There Will Come Soft Rains Poem By Sara Teasdale Summary, Notes And Line By Line Analysis In English

Introduction:

“There Will Come Soft Rains” is a poem written by Sara Teasdale. It brings out the might of nature in the face of the trivialities of war. 

About the Poet:

Sara Teasdale (1884-1933) was a prominent American lyric poet.
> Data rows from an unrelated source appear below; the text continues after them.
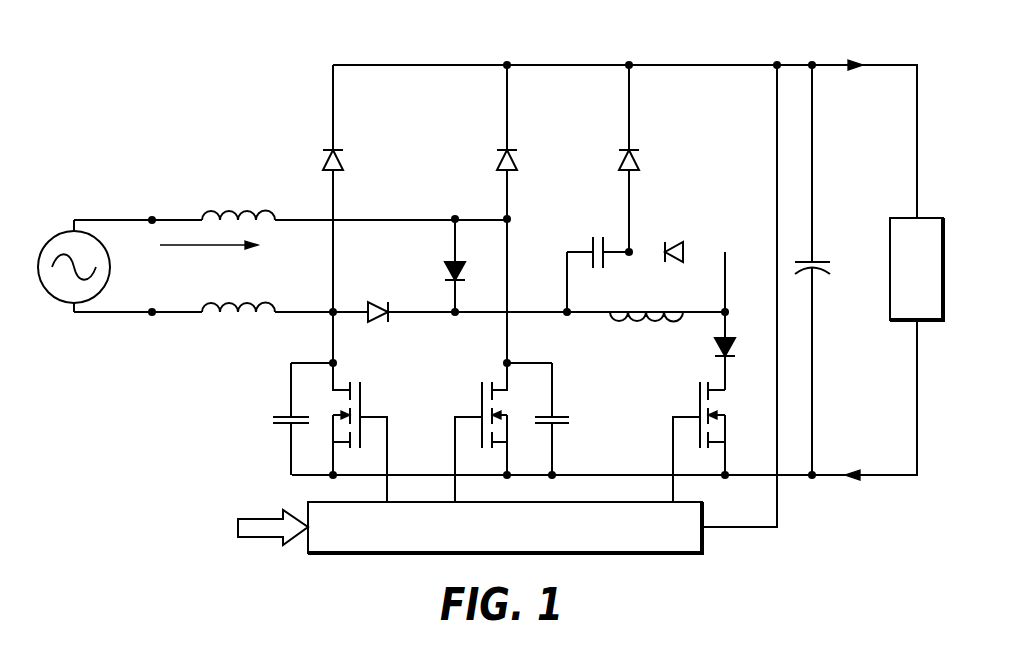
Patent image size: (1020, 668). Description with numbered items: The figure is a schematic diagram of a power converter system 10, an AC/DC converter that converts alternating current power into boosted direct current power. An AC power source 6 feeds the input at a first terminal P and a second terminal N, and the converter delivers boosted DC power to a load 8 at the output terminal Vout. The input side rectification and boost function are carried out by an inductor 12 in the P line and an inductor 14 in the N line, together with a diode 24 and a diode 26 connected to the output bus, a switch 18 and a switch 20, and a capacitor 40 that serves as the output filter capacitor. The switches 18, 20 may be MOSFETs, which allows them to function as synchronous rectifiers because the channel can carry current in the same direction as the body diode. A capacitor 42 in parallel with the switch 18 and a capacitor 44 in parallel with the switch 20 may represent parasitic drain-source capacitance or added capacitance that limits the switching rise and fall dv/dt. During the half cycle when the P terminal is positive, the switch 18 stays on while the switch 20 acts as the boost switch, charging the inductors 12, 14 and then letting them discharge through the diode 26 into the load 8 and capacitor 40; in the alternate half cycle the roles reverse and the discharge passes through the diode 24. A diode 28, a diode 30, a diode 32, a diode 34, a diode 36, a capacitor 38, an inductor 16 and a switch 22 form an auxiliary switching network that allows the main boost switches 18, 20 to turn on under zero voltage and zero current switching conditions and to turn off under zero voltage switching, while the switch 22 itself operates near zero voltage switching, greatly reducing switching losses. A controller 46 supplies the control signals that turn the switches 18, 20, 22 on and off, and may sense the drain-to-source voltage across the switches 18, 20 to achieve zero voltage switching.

The AC power source 6 is at (54, 298).
The load 8 is at (890, 229).
The power converter system 10 is at (230, 38).
The inductor 12 is at (247, 201).
The inductor 14 is at (265, 296).
The inductor 16 is at (612, 321).
The switch 18 is at (367, 412).
The switch 20 is at (482, 406).
The switch 22 is at (728, 422).
The diode 24 is at (345, 158).
The diode 26 is at (519, 158).
The diode 28 is at (641, 158).
The diode 30 is at (373, 302).
The diode 32 is at (453, 262).
The diode 34 is at (683, 243).
The diode 36 is at (716, 343).
The capacitor 38 is at (593, 246).
The capacitor 40 is at (832, 271).
The capacitor 42 is at (281, 416).
The capacitor 44 is at (567, 416).
The controller 46 is at (667, 553).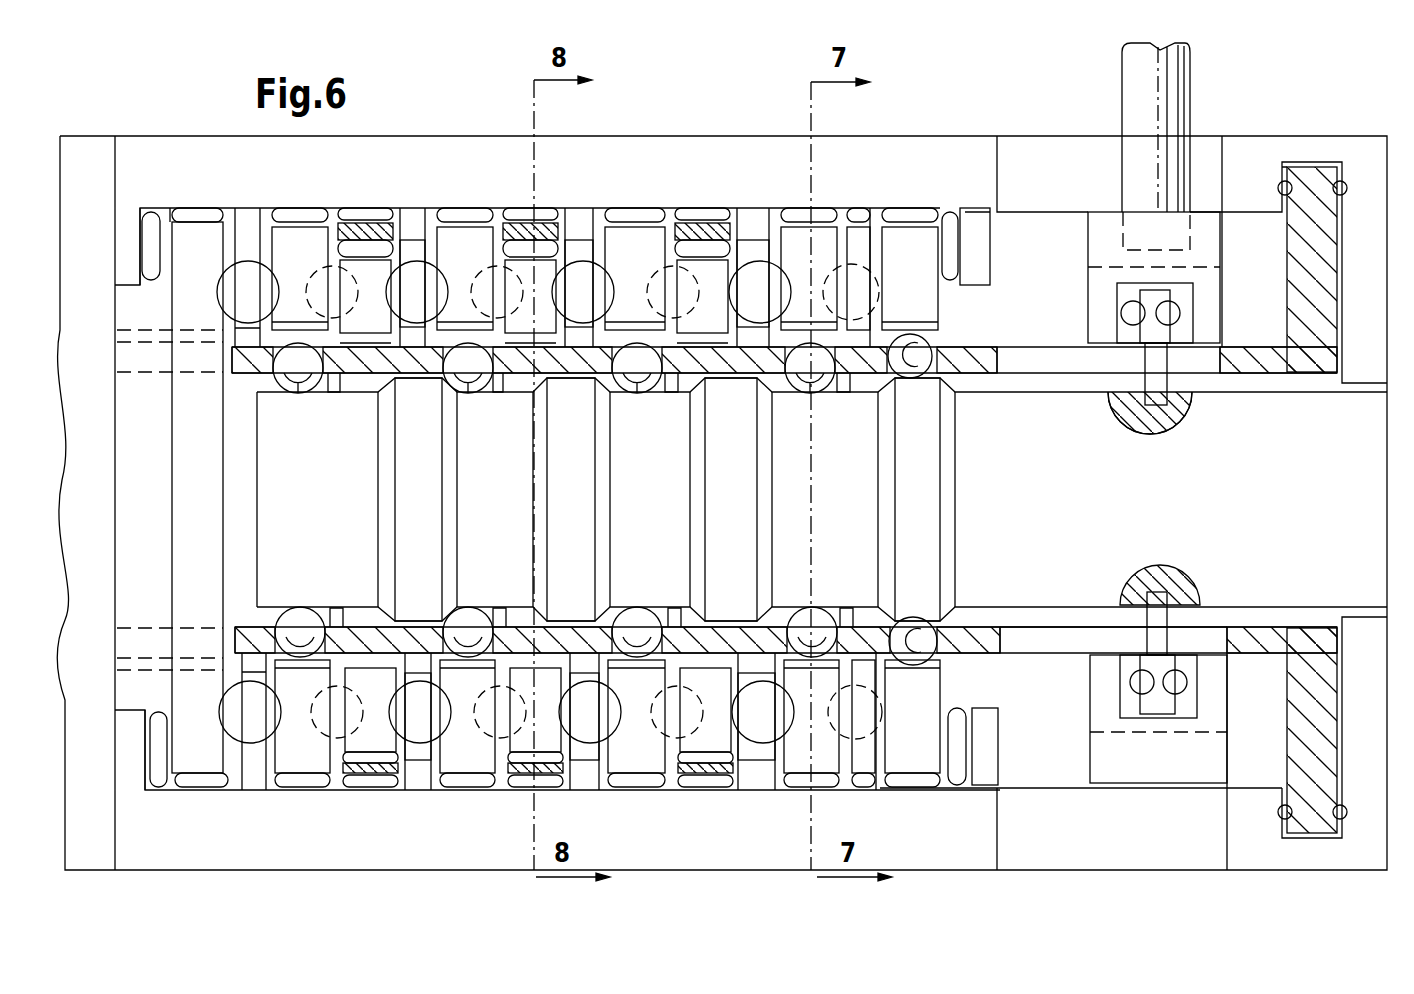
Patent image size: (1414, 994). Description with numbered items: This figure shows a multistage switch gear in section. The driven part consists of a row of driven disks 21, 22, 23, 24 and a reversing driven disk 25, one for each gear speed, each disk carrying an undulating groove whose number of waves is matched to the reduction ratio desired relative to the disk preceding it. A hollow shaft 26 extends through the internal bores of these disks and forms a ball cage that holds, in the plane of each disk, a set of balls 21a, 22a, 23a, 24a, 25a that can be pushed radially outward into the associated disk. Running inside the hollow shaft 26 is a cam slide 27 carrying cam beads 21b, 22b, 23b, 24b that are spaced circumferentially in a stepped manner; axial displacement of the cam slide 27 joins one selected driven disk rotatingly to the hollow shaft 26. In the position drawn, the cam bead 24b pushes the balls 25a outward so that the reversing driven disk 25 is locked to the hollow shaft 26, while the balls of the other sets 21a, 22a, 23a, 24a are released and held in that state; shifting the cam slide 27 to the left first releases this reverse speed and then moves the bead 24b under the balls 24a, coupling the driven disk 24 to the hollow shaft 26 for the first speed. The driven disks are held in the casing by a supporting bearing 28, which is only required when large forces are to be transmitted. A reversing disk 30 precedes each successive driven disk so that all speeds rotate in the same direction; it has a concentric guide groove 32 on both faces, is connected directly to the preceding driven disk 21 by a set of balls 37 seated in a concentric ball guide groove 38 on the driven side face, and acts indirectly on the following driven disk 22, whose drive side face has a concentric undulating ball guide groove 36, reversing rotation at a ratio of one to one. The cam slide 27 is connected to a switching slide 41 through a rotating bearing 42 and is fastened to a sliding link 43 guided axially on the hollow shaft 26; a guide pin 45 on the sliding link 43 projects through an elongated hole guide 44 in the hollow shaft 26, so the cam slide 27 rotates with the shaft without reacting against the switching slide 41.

The driven disk 21 is at (300, 235).
The driven disk 22 is at (458, 232).
The driven disk 23 is at (630, 235).
The driven disk 24 is at (808, 252).
The reversing driven disk 25 is at (912, 238).
The set of balls 21a is at (296, 382).
The set of balls 22a is at (472, 390).
The set of balls 23a is at (640, 382).
The set of balls 24a is at (810, 390).
The set of balls 25a is at (928, 350).
The cam bead 21b is at (400, 422).
The cam bead 22b is at (553, 432).
The cam bead 23b is at (710, 415).
The cam bead 24b is at (922, 402).
The hollow shaft 26 is at (986, 643).
The cam slide 27 is at (772, 568).
The supporting bearing 28 is at (636, 790).
The reversing disk 30 is at (372, 790).
The concentric guide groove 32 is at (350, 785).
The undulating ball guide groove 36 is at (455, 708).
The set of balls 37 is at (335, 702).
The concentric ball guide groove 38 is at (302, 710).
The switching slide 41 is at (1172, 118).
The rotating bearing 42 is at (1176, 313).
The sliding link 43 is at (1196, 770).
The elongated hole guide 44 is at (1050, 632).
The guide pin 45 is at (1122, 603).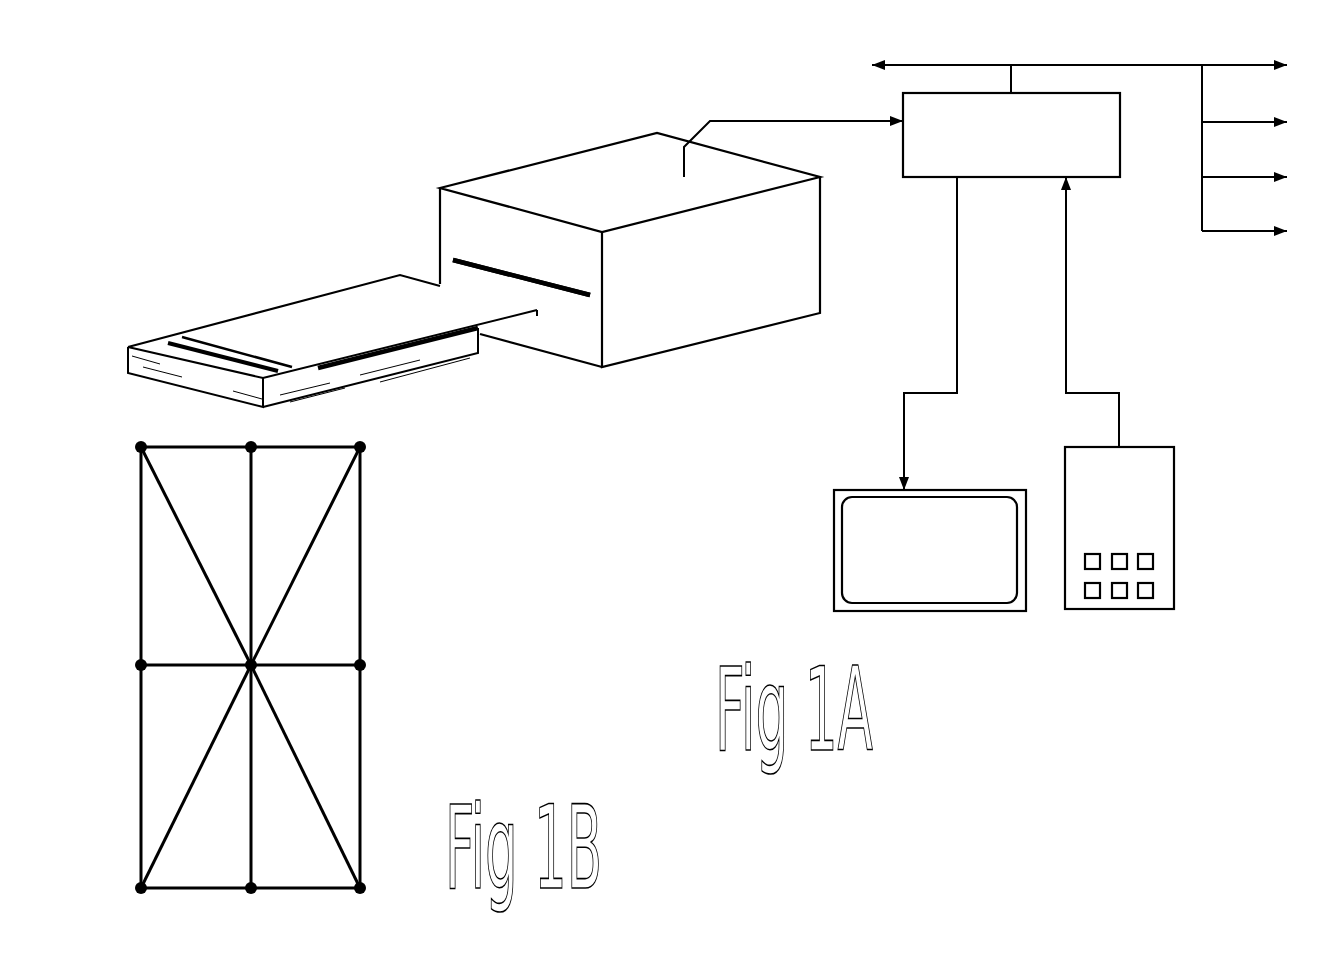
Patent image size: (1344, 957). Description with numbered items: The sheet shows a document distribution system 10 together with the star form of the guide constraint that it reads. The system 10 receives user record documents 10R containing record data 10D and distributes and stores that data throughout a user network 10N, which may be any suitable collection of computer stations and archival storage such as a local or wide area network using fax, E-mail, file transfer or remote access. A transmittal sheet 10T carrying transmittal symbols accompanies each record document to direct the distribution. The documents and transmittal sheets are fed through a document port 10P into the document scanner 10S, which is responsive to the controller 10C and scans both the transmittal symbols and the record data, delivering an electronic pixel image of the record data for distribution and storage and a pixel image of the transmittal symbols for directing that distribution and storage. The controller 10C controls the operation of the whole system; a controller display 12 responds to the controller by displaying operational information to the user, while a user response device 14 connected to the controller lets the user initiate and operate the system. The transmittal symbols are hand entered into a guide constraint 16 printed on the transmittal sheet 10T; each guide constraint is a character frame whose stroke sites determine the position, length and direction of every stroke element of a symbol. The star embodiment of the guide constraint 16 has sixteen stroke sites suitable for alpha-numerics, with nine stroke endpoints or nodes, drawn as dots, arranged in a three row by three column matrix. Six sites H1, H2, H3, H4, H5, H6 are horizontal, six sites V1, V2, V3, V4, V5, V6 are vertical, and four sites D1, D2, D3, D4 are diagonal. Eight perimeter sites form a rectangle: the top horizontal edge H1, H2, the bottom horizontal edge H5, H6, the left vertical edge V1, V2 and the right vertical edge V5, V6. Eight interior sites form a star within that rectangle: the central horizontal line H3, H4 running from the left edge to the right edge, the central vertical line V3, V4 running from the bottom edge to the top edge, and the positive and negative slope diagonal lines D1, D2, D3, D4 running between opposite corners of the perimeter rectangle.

She was the recipient of the Pulitzer Prize in 1917. Famous works of hers include “Helen of Troy”, “Flame and Shadow”, and “Dark of the Moon”.

Stanza:

There will come soft rains and the smell of the ground,
And swallows circling with their shimmering sound;

And frogs in the pools singing at night,
And wild plum trees in tremulous white,

Robins will wear their feathery fire
Whistling their whims on a low fence-wire;

And not one will know of the war, not one
Will care at last when it is done.

Not one would mind, neither bird nor tree
If mankind perished utterly;

And Spring herself, when she woke at dawn,
Would scarcely know that we were gone.

Before attempting to analyse the poem, it is important to remember that this poem was published right after the start of the 1918 German Spring Offensive during World War I. As opposed to the violence of the war thus, this poem aims to bring out the peace and calm associated with nature. 

After the war, the poem states that rain and its earthy smell will arise. Frogs will sing and plum trees will bloom. Robins will whistle past in the sky and no one will remember the horrors of war no more. 

Similarly, the birds and trees would not care for the perils that mankind had brought about for themselves. Spring, the poet concludes, would in fact not bother were we to be gone.

Conclusion:

This is a thought-provoking poem. It shifts away from the anthropocentric view that humans possess that they are the pinnacle of creation. Rather, it puts nature on a pedestal.